- Associated Press - Thursday, July 16, 2015

SALT LAKE CITY (AP) - Utah Gov. Gary Herbert has asked the state attorney general to investigate whether the federal government acted illegally in the closure of a remote canyon trail that was the site of an ATV protest last year.

The action comes after state lawmakers donated cash from their pockets to help defend a county commissioner from southern Utah who was convicted on federal misdemeanor charges for his role in the protest.

Republican Rep. Mike Noel of Kanab said Wednesday that he has documents proving the road shouldn’t have been off-limits because local authorities had a right of way there, according to KUTV-TV in Salt Lake City (https://bit.ly/1HxmXzS ).

Noel has continued to defend the riders who protested federal control of public lands in May 2014. He says the documents will lead to the exoneration of San Juan County Commissioner Phil Lyman, who was convicted in federal court for his role in the protest.

Bureau of Land Management officials stand by the 2007 decision to close Recapture Canyon to motorized vehicles in an effort to protect ancient cliff dwellings and artifacts.

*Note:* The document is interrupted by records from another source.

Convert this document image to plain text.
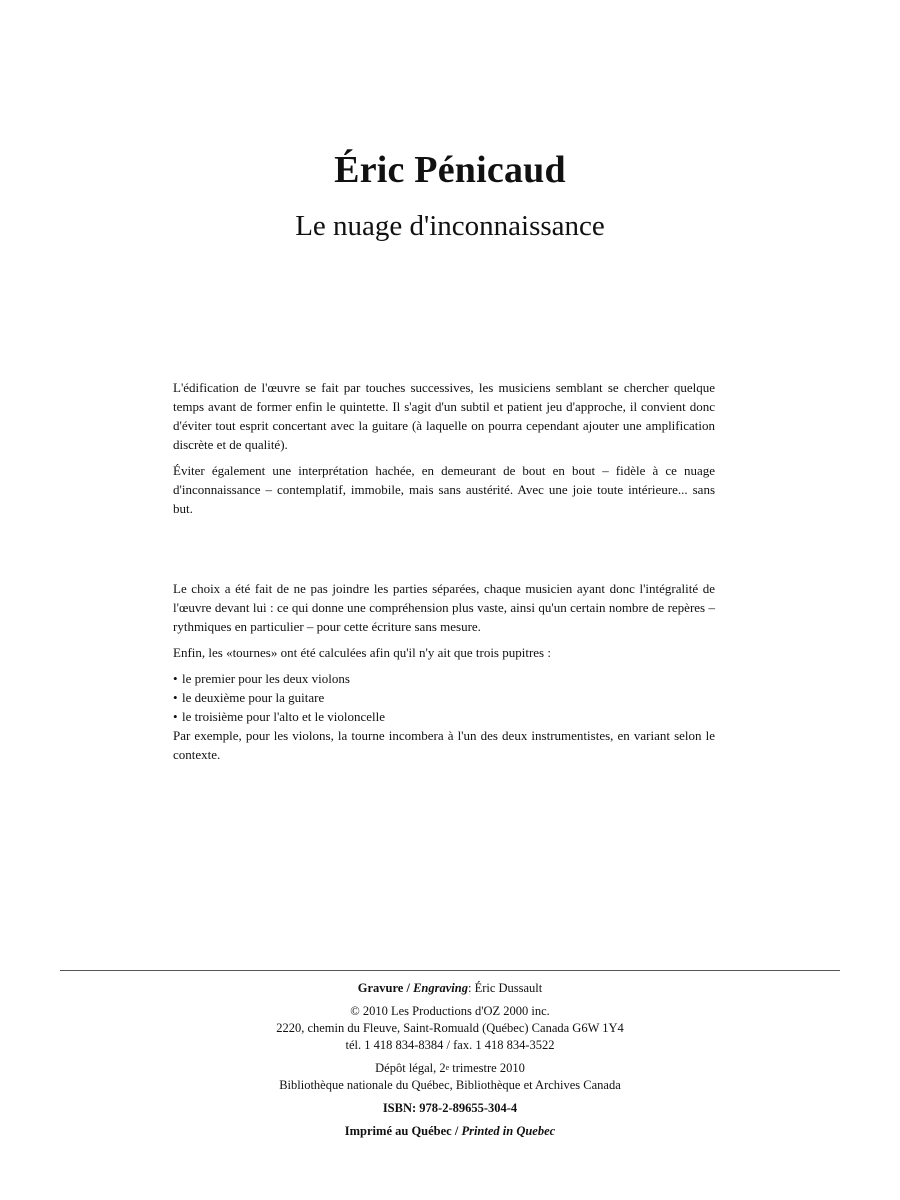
Éric Pénicaud
Le nuage d'inconnaissance

L'édification de l'œuvre se fait par touches successives, les musiciens semblant se chercher quelque temps avant de former enfin le quintette. Il s'agit d'un subtil et patient jeu d'approche, il convient donc d'éviter tout esprit concertant avec la guitare (à laquelle on pourra cependant ajouter une amplification discrète et de qualité).

Éviter également une interprétation hachée, en demeurant de bout en bout – fidèle à ce nuage d'inconnaissance – contemplatif, immobile, mais sans austérité. Avec une joie toute intérieure... sans but.

Le choix a été fait de ne pas joindre les parties séparées, chaque musicien ayant donc l'intégralité de l'œuvre devant lui : ce qui donne une compréhension plus vaste, ainsi qu'un certain nombre de repères – rythmiques en particulier – pour cette écriture sans mesure.

Enfin, les «tournes» ont été calculées afin qu'il n'y ait que trois pupitres :

• le premier pour les deux violons
• le deuxième pour la guitare
• le troisième pour l'alto et le violoncelle

Par exemple, pour les violons, la tourne incombera à l'un des deux instrumentistes, en variant selon le contexte.

Gravure / Engraving: Éric Dussault
© 2010 Les Productions d'OZ 2000 inc.
2220, chemin du Fleuve, Saint-Romuald (Québec) Canada G6W 1Y4
tél. 1 418 834-8384 / fax. 1 418 834-3522
Dépôt légal, 2e trimestre 2010
Bibliothèque nationale du Québec, Bibliothèque et Archives Canada
ISBN: 978-2-89655-304-4
Imprimé au Québec / Printed in Quebec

The local right of way was only for a water pipeline, BLM spokeswoman Megan Crandall said.

“To call a water right a road is not correct,” she said. The canyon remains open to traffic on foot and horseback.

The closure has long been a source of tension in the area about 300 miles south of Salt Lake City, where residents say they have used the ATV trail for generations. It culminated in the May 2014 ride to protest what the participants considered government overreach.

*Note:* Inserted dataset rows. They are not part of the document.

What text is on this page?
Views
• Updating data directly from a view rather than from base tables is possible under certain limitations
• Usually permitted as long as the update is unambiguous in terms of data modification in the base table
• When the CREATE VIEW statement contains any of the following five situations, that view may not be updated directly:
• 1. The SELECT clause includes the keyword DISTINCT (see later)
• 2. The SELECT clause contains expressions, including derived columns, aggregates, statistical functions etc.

It came shortly after Nevada rancher Cliven Bundy had a confrontation with the BLM over similar issues, illustrating the simmering tension between the federal government and residents in the West over land use.

About 50 people rode their ATVs on a trail off-limits to vehicles in a canyon that cuts through ruins that are nearly 2,000 years old and is home to dwellings, artifacts and burials left behind by Ancestral Puebloans hundreds of years ago before they disappeared. There were no confrontations.

Prosecutors said Lyman was the ringleader for a public protest ride where participants had no doubt they were breaking the law. He and blogger Monte Wells were found guilty last month of misdemeanor charges of illegal use of ATVs and conspiracy. Each count carries a potential penalty of up to a year in jail and a fine of $100,000. Sentencing is set for Sept. 15.